In early September this year, Goldman Sachs in a note to its clients forecasted that Oil prices could fall further to as low as $20. With a bearish outlook on Crude Oil, it is no wonder that any little rally in the commodity is keen to attract market attention. However, this week’s rally was supported by various fundamentals. Firstly, the dovish FOMC meeting minutes from September saw the US Dollar coming under strong selling pressure which helped to give some short term support to Crude Oil prices. However the rally in Crude oil prices have been downplayed by Goldman Sachs which noted that the current rally has been overhyped and despite a shortfall in US Crude oil production, the shortfall was likely to be plugged by international oil suppliers.

WTI Crude Oil – Technical Outlook

From a technical perspective, there are quite some interesting aspects in Crude oil to be pointed out. The weekly chart for NYMEX WTI crude oil shows the entire context of the analysis. From early 2009 Crude Oil prices were in a strong uptrend which saw prices test the highs of 110 before hitting a roadblock. Multiple tests to 110 saw prices being rejected at this level which formed a strong resistance level. After Crude oil broke the rising trend line (and the rising price channel), there was one final attempt to test the 110 which saw prices breaking to the downside. In the process, Crude oil broke down the 80 level of support/resistance in its descent with no clear test to establish resistance at this level. We anticipate a test back to $80 at some point.

WTI Crude Oil – Long term, Weekly Chart
WTI Crude Oil – Long term, Weekly Chart

Currently, prices have been bouncing off near the lows of $36.5 which was last seen around late 2009. Applying the 13 week relative strength index, we notice a short term bullish divergence that was formed where the 13 period RSI failed to confirm the new lows in prices. We expect to see the current rally in fact turn out into a short term bounce with prices breaking out from the steep falling price channel. To the upside, the short term resistance at $60 is likely to be a strong level, if Crude Oil manages to rally to this level.

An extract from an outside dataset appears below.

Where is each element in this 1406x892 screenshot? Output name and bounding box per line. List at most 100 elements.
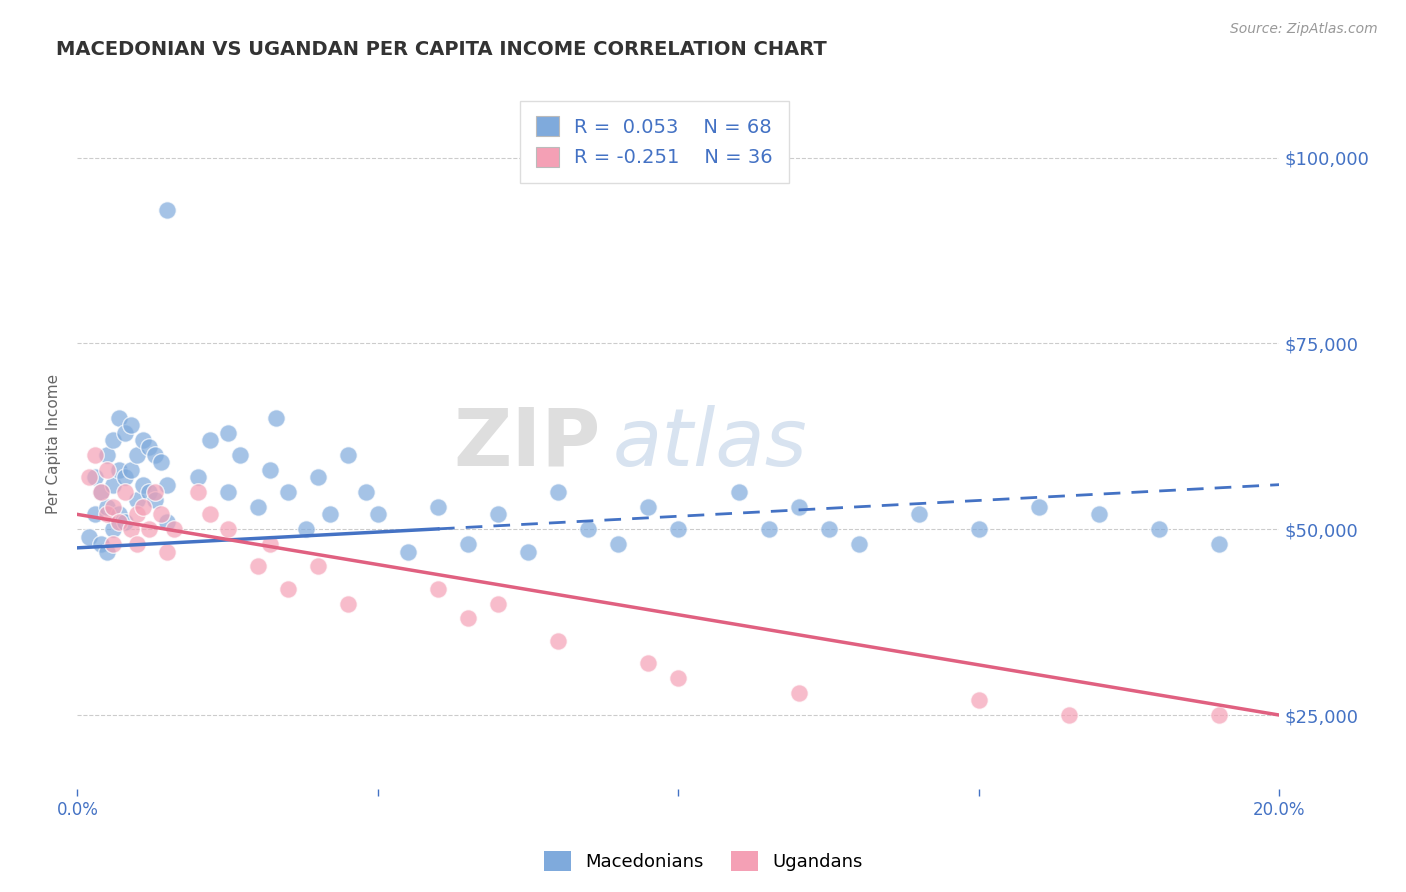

On the longer term, we expect Crude oil prices to eventually post a new low towards the $36.5 support. We also anticipate that the current trends in the RSI will likely see a new bullish divergence being formed over the next couple of months.

WTI – Conclusion: The current rally in Crude oil is likely to see prices correct towards $60 handle before the downtrend is likely to resume. The untested support level at $36.50 is the most likely price point following which we can anticipate a bottom being formed ahead of a strong correction towards the $80 handle in the next couple of months.